How can I install just security updates from the command line?

The package unattended-upgrades provides functionality to install security updates automatically.

You could use this, but instead of configuring the automatic part you could call it manually:

sudo unattended-upgrade -d --dry-run
sudo unattended-upgrade -d # Idem --debug

If you want to run it quietly instead:

sudo unattended-upgrade

Note: When you call unattended-upgrade you leave the "s" off the end (on newer versions there is a symlink to avoid this).

This assumes that the package is installed by default, which it probably is. If not, just do:

sudo apt install unattended-upgrades

See also /usr/share/doc/unattended-upgrades/README.md.


A Few Tips On How To Manage Updates

This applies both to Debian and Ubuntu, but more specific instructions for Ubuntu follow.

  • Show security updates only :

    apt-get -s dist-upgrade |grep "^Inst" |grep -i securi 
    

    or

    sudo unattended-upgrade --dry-run -d
    

    or

    /usr/lib/update-notifier/apt-check -p
    
  • Show all upgradeable packages

    apt-get -s dist-upgrade | grep "^Inst"
    
  • Install security updates only

    apt-get -s dist-upgrade | grep "^Inst" | 
        grep -i securi | awk -F " " {'print $2'} | 
        xargs apt-get install
    

Notes:

  • Sometimes Ubuntu shows security updates as if they're coming from $release-updates repository. This is so, I'm told, because Ubuntu developers push security updates to $release-updates repository as well to expedite their availability.

    If that's the case, you can do the following to show security updates only:

    sudo sh -c 'grep ^deb /etc/apt/sources.list | 
        grep security > /etc/apt/sources.security.only.list'
    

    and

    apt-get -s dist-upgrade -o Dir::Etc::SourceList=/etc/apt/sources.security.only.list -o Dir::Etc::SourceParts=/dev/null  | 
        grep "^Inst" | awk -F " " {'print $2'}
    
  • Check what services need to be restarted after package upgrades. Figure out what packages you are going to upgrade beforehand and schedule your restarts/reboots. The problem here is that unless you restart a service it still may be using an older version of a library (most common reason) that's been loaded into memory before you installed new package which fixes a security vulnerability or whatever.

    checkrestart -v
    

    However, keep in mind that checkrestart may list processes that shouldn't necessarily be restarted.

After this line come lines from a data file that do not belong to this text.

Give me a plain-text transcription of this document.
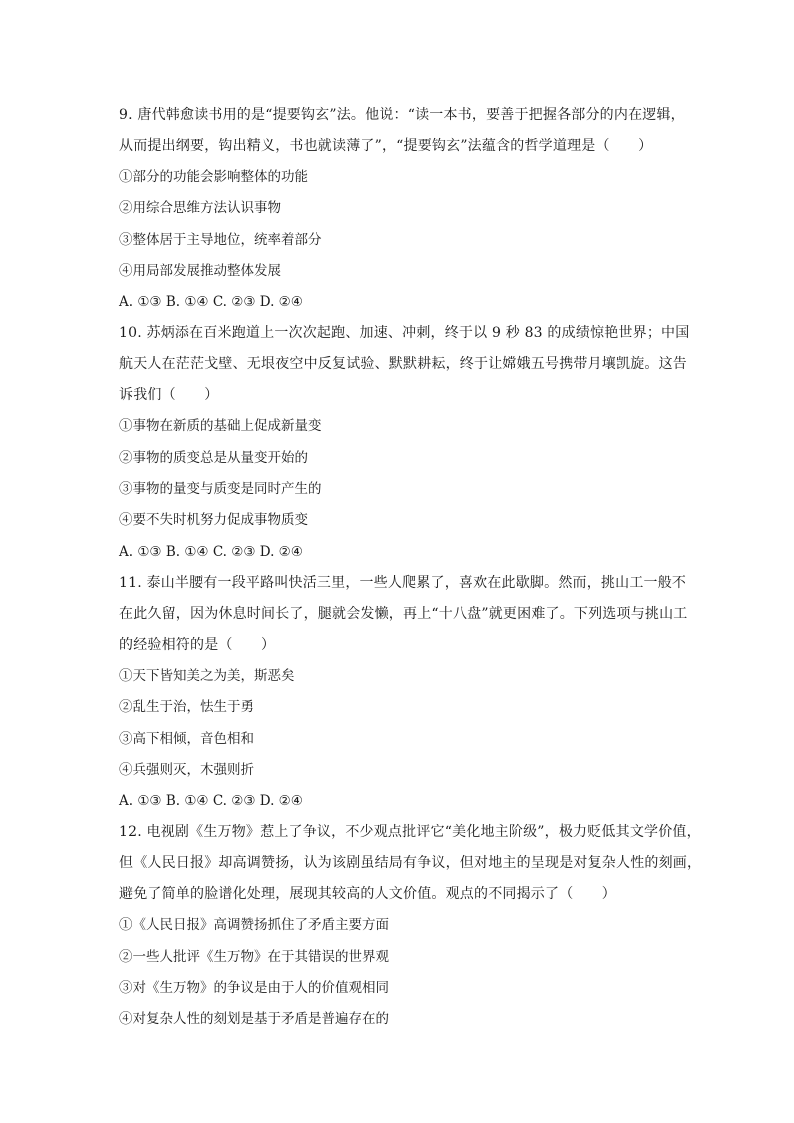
9. 唐代韩愈读书用的是“提要钩玄”法。他说：“读一本书，要善于把握各部分的内在逻辑，
从而提出纲要，钩出精义，书也就读薄了”，“提要钩玄”法蕴含的哲学道理是（　　）
①部分的功能会影响整体的功能
②用综合思维方法认识事物
③整体居于主导地位，统率着部分
④用局部发展推动整体发展
A. ①③ B. ①④ C. ②③ D. ②④
10. 苏炳添在百米跑道上一次次起跑、加速、冲刺，终于以 9 秒 83 的成绩惊艳世界；中国
航天人在茫茫戈壁、无垠夜空中反复试验、默默耕耘，终于让嫦娥五号携带月壤凯旋。这告
诉我们（　　）
①事物在新质的基础上促成新量变
②事物的质变总是从量变开始的
③事物的量变与质变是同时产生的
④要不失时机努力促成事物质变
A. ①③ B. ①④ C. ②③ D. ②④
11. 泰山半腰有一段平路叫快活三里，一些人爬累了，喜欢在此歇脚。然而，挑山工一般不
在此久留，因为休息时间长了，腿就会发懒，再上“十八盘”就更困难了。下列选项与挑山工
的经验相符的是（　　）
①天下皆知美之为美，斯恶矣
②乱生于治，怯生于勇
③高下相倾，音色相和
④兵强则灭，木强则折
A. ①③ B. ①④ C. ②③ D. ②④
12. 电视剧《生万物》惹上了争议，不少观点批评它“美化地主阶级”，极力贬低其文学价值，
但《人民日报》却高调赞扬，认为该剧虽结局有争议，但对地主的呈现是对复杂人性的刻画，
避免了简单的脸谱化处理，展现其较高的人文价值。观点的不同揭示了（　　）
①《人民日报》高调赞扬抓住了矛盾主要方面
②一些人批评《生万物》在于其错误的世界观
③对《生万物》的争议是由于人的价值观相同
④对复杂人性的刻划是基于矛盾是普遍存在的
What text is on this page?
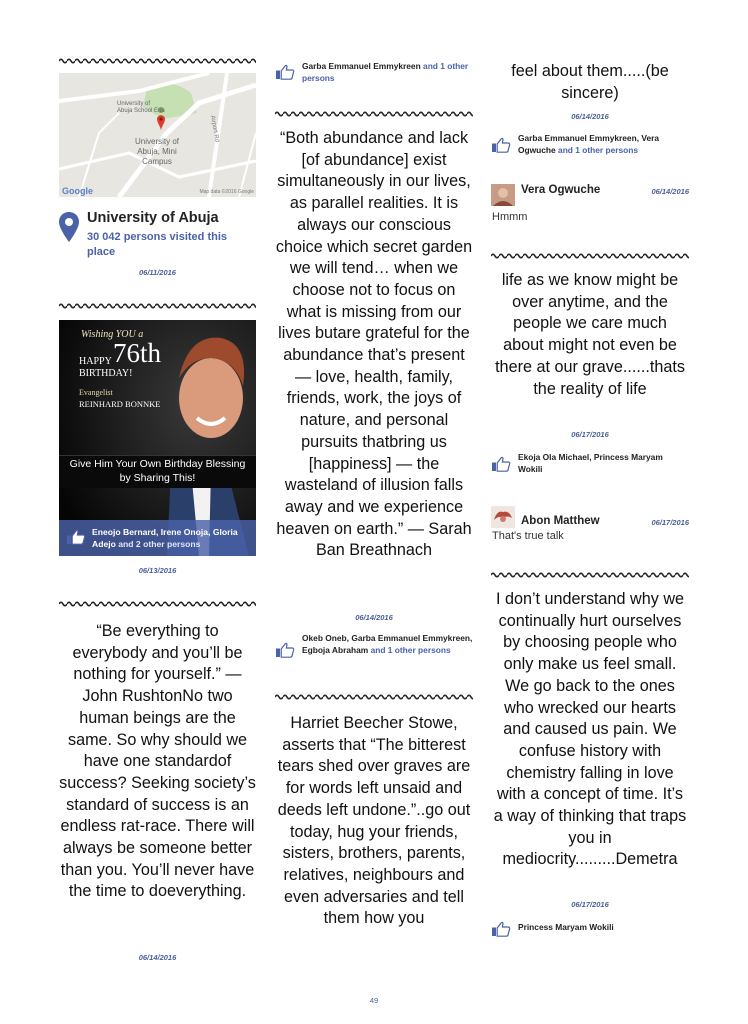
University of Abuja School Ena
University of Abuja, Mini Campus
Airport Rd
Google	Map data ©2016 Google
University of Abuja
30 042 persons visited this place
06/11/2016
Wishing YOU a
HAPPY 76th
BIRTHDAY!
Evangelist
REINHARD BONNKE
Give Him Your Own Birthday Blessing
by Sharing This!
Eneojo Bernard, Irene Onoja, Gloria Adejo and 2 other persons
06/13/2016
“Be everything to everybody and you’ll be nothing for yourself.” — John RushtonNo two human beings are the same. So why should we have one standardof success? Seeking society’s standard of success is an endless rat-race. There will always be someone better than you. You’ll never have the time to doeverything.
06/14/2016
Garba Emmanuel Emmykreen and 1 other persons
“Both abundance and lack [of abundance] exist simultaneously in our lives, as parallel realities. It is always our conscious choice which secret garden we will tend… when we choose not to focus on what is missing from our lives butare grateful for the abundance that’s present — love, health, family, friends, work, the joys of nature, and personal pursuits thatbring us [happiness] — the wasteland of illusion falls away and we experience heaven on earth.” — Sarah Ban Breathnach
06/14/2016
Okeb Oneb, Garba Emmanuel Emmykreen, Egboja Abraham and 1 other persons
Harriet Beecher Stowe, asserts that “The bitterest tears shed over graves are for words left unsaid and deeds left undone.”..go out today, hug your friends, sisters, brothers, parents, relatives, neighbours and even adversaries and tell them how you
feel about them.....(be sincere)
06/14/2016
Garba Emmanuel Emmykreen, Vera Ogwuche and 1 other persons
Vera Ogwuche	06/14/2016
Hmmm
life as we know might be over anytime, and the people we care much about might not even be there at our grave......thats the reality of life
06/17/2016
Ekoja Ola Michael, Princess Maryam Wokili
Abon Matthew	06/17/2016
That's true talk
I don’t understand why we continually hurt ourselves by choosing people who only make us feel small. We go back to the ones who wrecked our hearts and caused us pain. We confuse history with chemistry falling in love with a concept of time. It’s a way of thinking that traps you in mediocrity.........Demetra
06/17/2016
Princess Maryam Wokili
49
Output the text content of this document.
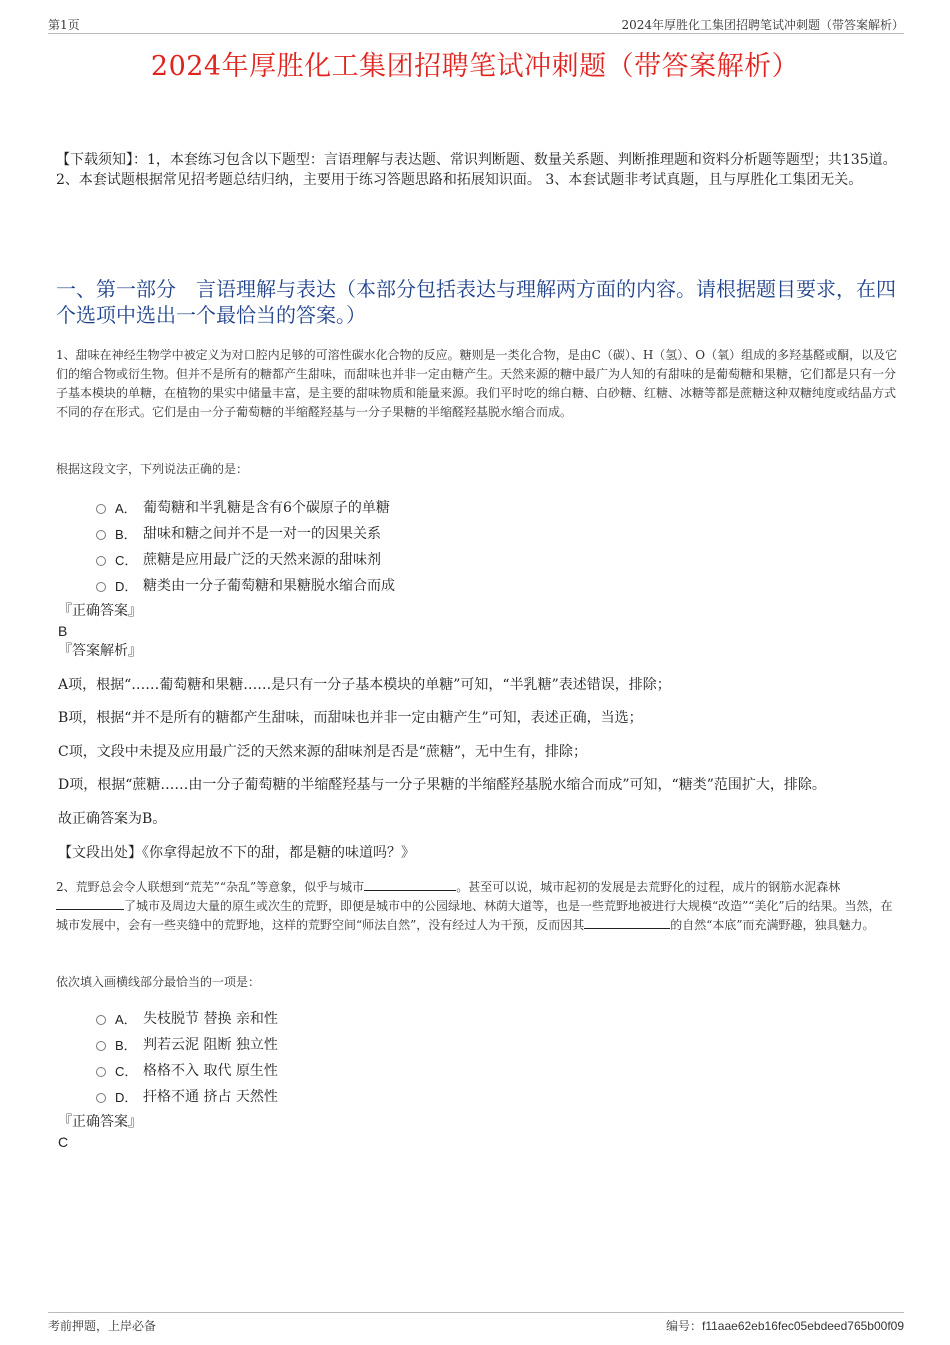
第1页	2024年厚胜化工集团招聘笔试冲刺题（带答案解析）
2024年厚胜化工集团招聘笔试冲刺题（带答案解析）
【下载须知】：1，本套练习包含以下题型：言语理解与表达题、常识判断题、数量关系题、判断推理题和资料分析题等题型；共135道。 2、本套试题根据常见招考题总结归纳，主要用于练习答题思路和拓展知识面。 3、本套试题非考试真题，且与厚胜化工集团无关。
一、第一部分　言语理解与表达（本部分包括表达与理解两方面的内容。请根据题目要求，在四个选项中选出一个最恰当的答案。）
1、甜味在神经生物学中被定义为对口腔内足够的可溶性碳水化合物的反应。糖则是一类化合物，是由C（碳）、H（氢）、O（氧）组成的多羟基醛或酮，以及它们的缩合物或衍生物。但并不是所有的糖都产生甜味，而甜味也并非一定由糖产生。天然来源的糖中最广为人知的有甜味的是葡萄糖和果糖，它们都是只有一分子基本模块的单糖，在植物的果实中储量丰富，是主要的甜味物质和能量来源。我们平时吃的绵白糖、白砂糖、红糖、冰糖等都是蔗糖这种双糖纯度或结晶方式不同的存在形式。它们是由一分子葡萄糖的半缩醛羟基与一分子果糖的半缩醛羟基脱水缩合而成。
根据这段文字，下列说法正确的是：
A． 葡萄糖和半乳糖是含有6个碳原子的单糖
B． 甜味和糖之间并不是一对一的因果关系
C． 蔗糖是应用最广泛的天然来源的甜味剂
D． 糖类由一分子葡萄糖和果糖脱水缩合而成
『正确答案』
B
『答案解析』
A项，根据“……葡萄糖和果糖……是只有一分子基本模块的单糖”可知，“半乳糖”表述错误，排除；
B项，根据“并不是所有的糖都产生甜味，而甜味也并非一定由糖产生”可知，表述正确，当选；
C项，文段中未提及应用最广泛的天然来源的甜味剂是否是“蔗糖”，无中生有，排除；
D项，根据“蔗糖……由一分子葡萄糖的半缩醛羟基与一分子果糖的半缩醛羟基脱水缩合而成”可知，“糖类”范围扩大，排除。
故正确答案为B。
【文段出处】《你拿得起放不下的甜，都是糖的味道吗？》
2、荒野总会令人联想到“荒芜”“杂乱”等意象，似乎与城市	。甚至可以说，城市起初的发展是去荒野化的过程，成片的钢筋水泥森林了城市及周边大量的原生或次生的荒野，即便是城市中的公园绿地、林荫大道等，也是一些荒野地被进行大规模“改造”“美化”后的结果。当然，在城市发展中，会有一些夹缝中的荒野地，这样的荒野空间“师法自然”，没有经过人为干预，反而因其	的自然“本底”而充满野趣，独具魅力。
依次填入画横线部分最恰当的一项是：
A． 失枝脱节 替换 亲和性
B． 判若云泥 阻断 独立性
C． 格格不入 取代 原生性
D． 扞格不通 挤占 天然性
『正确答案』
C
考前押题，上岸必备	编号：f11aae62eb16fec05ebdeed765b00f09
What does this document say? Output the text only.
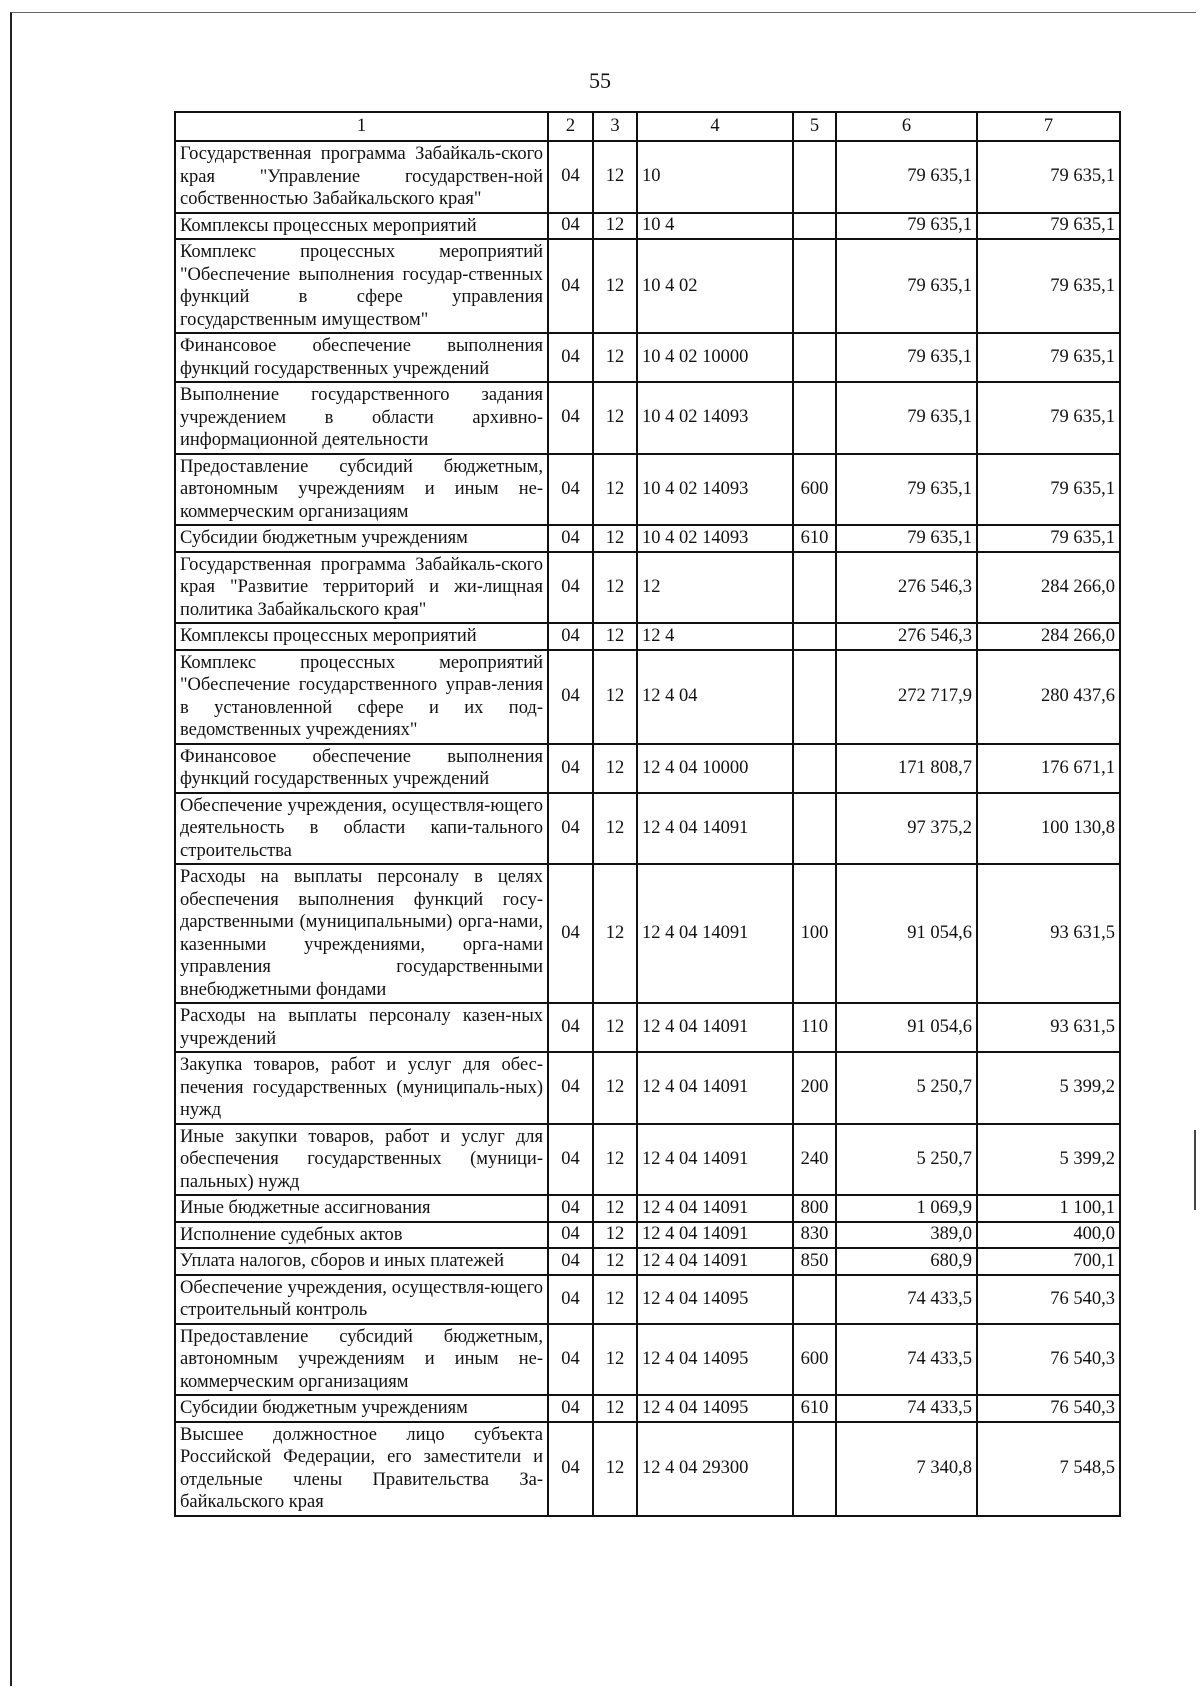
55
1	2	3	4	5	6	7
Государственная программа Забайкаль-ского края "Управление государствен-ной собственностью Забайкальского края"	04	12	10		79 635,1	79 635,1
Комплексы процессных мероприятий	04	12	10 4		79 635,1	79 635,1
Комплекс процессных мероприятий "Обеспечение выполнения государ-ственных функций в сфере управления государственным имуществом"	04	12	10 4 02		79 635,1	79 635,1
Финансовое обеспечение выполнения функций государственных учреждений	04	12	10 4 02 10000		79 635,1	79 635,1
Выполнение государственного задания учреждением в области архивно-информационной деятельности	04	12	10 4 02 14093		79 635,1	79 635,1
Предоставление субсидий бюджетным, автономным учреждениям и иным не-коммерческим организациям	04	12	10 4 02 14093	600	79 635,1	79 635,1
Субсидии бюджетным учреждениям	04	12	10 4 02 14093	610	79 635,1	79 635,1
Государственная программа Забайкаль-ского края "Развитие территорий и жи-лищная политика Забайкальского края"	04	12	12		276 546,3	284 266,0
Комплексы процессных мероприятий	04	12	12 4		276 546,3	284 266,0
Комплекс процессных мероприятий "Обеспечение государственного управ-ления в установленной сфере и их под-ведомственных учреждениях"	04	12	12 4 04		272 717,9	280 437,6
Финансовое обеспечение выполнения функций государственных учреждений	04	12	12 4 04 10000		171 808,7	176 671,1
Обеспечение учреждения, осуществля-ющего деятельность в области капи-тального строительства	04	12	12 4 04 14091		97 375,2	100 130,8
Расходы на выплаты персоналу в целях обеспечения выполнения функций госу-дарственными (муниципальными) орга-нами, казенными учреждениями, орга-нами управления государственными внебюджетными фондами	04	12	12 4 04 14091	100	91 054,6	93 631,5
Расходы на выплаты персоналу казен-ных учреждений	04	12	12 4 04 14091	110	91 054,6	93 631,5
Закупка товаров, работ и услуг для обес-печения государственных (муниципаль-ных) нужд	04	12	12 4 04 14091	200	5 250,7	5 399,2
Иные закупки товаров, работ и услуг для обеспечения государственных (муници-пальных) нужд	04	12	12 4 04 14091	240	5 250,7	5 399,2
Иные бюджетные ассигнования	04	12	12 4 04 14091	800	1 069,9	1 100,1
Исполнение судебных актов	04	12	12 4 04 14091	830	389,0	400,0
Уплата налогов, сборов и иных платежей	04	12	12 4 04 14091	850	680,9	700,1
Обеспечение учреждения, осуществля-ющего строительный контроль	04	12	12 4 04 14095		74 433,5	76 540,3
Предоставление субсидий бюджетным, автономным учреждениям и иным не-коммерческим организациям	04	12	12 4 04 14095	600	74 433,5	76 540,3
Субсидии бюджетным учреждениям	04	12	12 4 04 14095	610	74 433,5	76 540,3
Высшее должностное лицо субъекта Российской Федерации, его заместители и отдельные члены Правительства За-байкальского края	04	12	12 4 04 29300		7 340,8	7 548,5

For example, PostgreSQL service may be keeping in its memory reference to an already deleted xlog file, which isn't a valid reason to restart the service.

    Therefore, another, more reliable, way to check this using standard utils is the following little bash script that I shamelessly stole from https://locallost.net/?p=233

    It checks if running processes on a system are still using deleted libraries by virtue of keeping copies of those in active memory.

    ps xh -o pid |
    while read PROCID; do
           grep 'so.* (deleted)$' /proc/$PROCID/maps 2> /dev/null
           if [ $? -eq 0 ]; then
                   CMDLINE=$(sed -e 's/\x00/ /g' < /proc/$PROCID/cmdline)
                   echo -e "\tPID $PROCID $CMDLINE\n"
           fi
    done
    

replace /etc/apt/preferences with the following:

Package: *
Pin: release a=lucid-security
Pin-Priority: 500

Package: *
Pin: release o=Ubuntu
Pin-Priority: 50

now a simple apt-get upgrade will upgrade all security updates only.

Why (and how) this works: The preferences file will pin all packages from Ubuntu distribution to priority 50, which will make them less desirable than already installed packages. Files originating from security repository are given the default (500) priority so they are considered for installation. This means that only packages that are considered more desirable than currently installed ones are security updates. More information about pinning in the apt_preferences manpage.

You can temporarily promote a certain distribution for updates with the --target-release option that works with apt-get and aptitude (at least) which will allow you pin certain releases so that they are eligible for upgrade.

If you wish to use this for scripts only and not make it default for the system, you can place the rules in to some other location and use this instead:

apt-get -o Dir::Etc::Preferences=/path/to/preferences_file upgrade

This will make apt look for the preferences file from a non-default location.

The preferences file given as an example doesn't apply to third party repositories, if you wish to pin those too you can use apt-cache policy to easily determine the required keys for pinning.